- Country: Indonesia
- Founded: 1959
- Defunct: 1961
- Founder: D.N. Aidit

= Fadjar Harapan =

Fadjar Harapan ('Dawn of Hope') was a short-lived Indonesian pioneer organization, linked to the Communist Party of Indonesia (PKI). Fadjar Harapan was founded in 1959, albeit that there already was an existing Scouting movement initiated by the Communist Party. However, the organization was officially not connected to any political party (according to the constitution of the organization) and was open to all children between the ages of six and thirteen. The initiative to found the new organization was taken by the party leader Aidit. Cadres of the Communist Party and Pemuda Rakjat (the youth wing of the Communist Party) were given the task to study how pioneer movements functioned in other countries, but adapting Fadjar Harapan to Indonesian conditions.
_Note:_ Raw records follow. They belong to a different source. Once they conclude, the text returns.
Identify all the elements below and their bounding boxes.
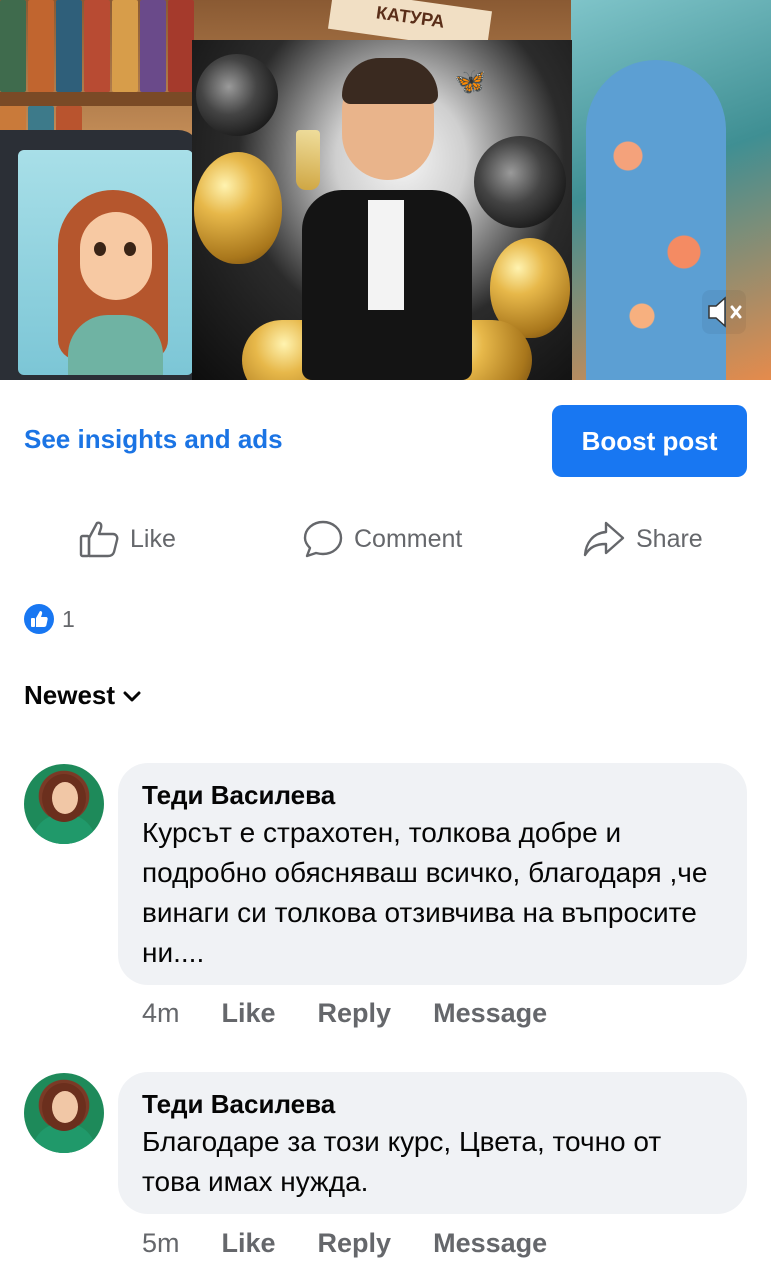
see-insights-link[interactable]: See insights and ads <box>24 424 283 455</box>
comment-like-button[interactable]: Like <box>222 998 276 1029</box>
thumbs-up-icon <box>78 519 120 559</box>
book <box>140 0 166 92</box>
butterfly-icon: 🦋 <box>454 66 487 96</box>
like-label: Like <box>130 524 176 553</box>
comment-reply-button[interactable]: Reply <box>318 998 392 1029</box>
book <box>112 0 138 92</box>
book <box>168 0 194 92</box>
comment-author[interactable]: Теди Василева <box>142 779 723 811</box>
comment-author[interactable]: Теди Василева <box>142 1088 723 1120</box>
black-rose <box>196 54 278 136</box>
girl-illustration <box>18 150 193 375</box>
caricature-card: 🦋 <box>192 40 572 380</box>
comment-button[interactable]: Comment <box>302 514 462 564</box>
reaction-count: 1 <box>62 605 75 632</box>
share-label: Share <box>636 524 703 553</box>
comment-time: 4m <box>142 998 180 1028</box>
comment-text: Курсът е страхотен, толкова добре и подр… <box>142 817 708 968</box>
reaction-summary[interactable]: 1 <box>24 604 75 634</box>
avatar[interactable] <box>24 764 104 844</box>
share-button[interactable]: Share <box>582 514 703 564</box>
black-rose <box>474 136 566 228</box>
share-arrow-icon <box>582 519 626 559</box>
boost-post-button[interactable]: Boost post <box>552 405 747 477</box>
post-media-video[interactable]: КАТУРА 🦋 <box>0 0 771 380</box>
book <box>0 0 26 92</box>
like-button[interactable]: Like <box>78 514 176 564</box>
comment-time: 5m <box>142 1228 180 1258</box>
book <box>28 0 54 92</box>
like-reaction-icon <box>24 604 54 634</box>
sort-label: Newest <box>24 680 116 710</box>
comment-bubble: Теди Василева Благодаре за този курс, Цв… <box>118 1072 747 1214</box>
comment-label: Comment <box>354 524 463 553</box>
avatar[interactable] <box>24 1073 104 1153</box>
comment-like-button[interactable]: Like <box>222 1228 276 1259</box>
gold-balloon <box>194 152 282 264</box>
comment-reply-button[interactable]: Reply <box>318 1228 392 1259</box>
chevron-down-icon <box>123 680 141 711</box>
comment-sort-dropdown[interactable]: Newest <box>24 680 141 711</box>
comment-bubble: Теди Василева Курсът е страхотен, толков… <box>118 763 747 985</box>
book <box>84 0 110 92</box>
champagne-glass <box>296 130 320 190</box>
comment-text: Благодаре за този курс, Цвета, точно от … <box>142 1126 662 1197</box>
book <box>56 0 82 92</box>
comment-message-button[interactable]: Message <box>433 1228 547 1259</box>
mute-button[interactable] <box>702 290 746 334</box>
comment-message-button[interactable]: Message <box>433 998 547 1029</box>
comment-actions: 5m Like Reply Message <box>142 1228 589 1259</box>
comment-actions: 4m Like Reply Message <box>142 998 589 1029</box>
comment-bubble-icon <box>302 519 344 559</box>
Once Fadjar Harapan was launched, it consisted of local organizations with no functioning national central organization. Fadjar Harapan groups were set up in different major cities around the country. In the capital Djakarta the movement had around a thousand members. Fadjar Harapan groups would arrange sport events, help school pupils with homework, provide agricultural and handicraft training, promote studies in revolutionary history and organize excursions to museums and sites of historical interest. Sumijati, a Fadjar Harapan representative, read out a declaration at the sixth congress of the Communist Party held in 1959.

Both Fadjar Harapan and the Communist Party-led Scouting movement were forcefully merged into Gerakan Pramuka Indonesia (with president Sukarno as its chief Scout) in 1961.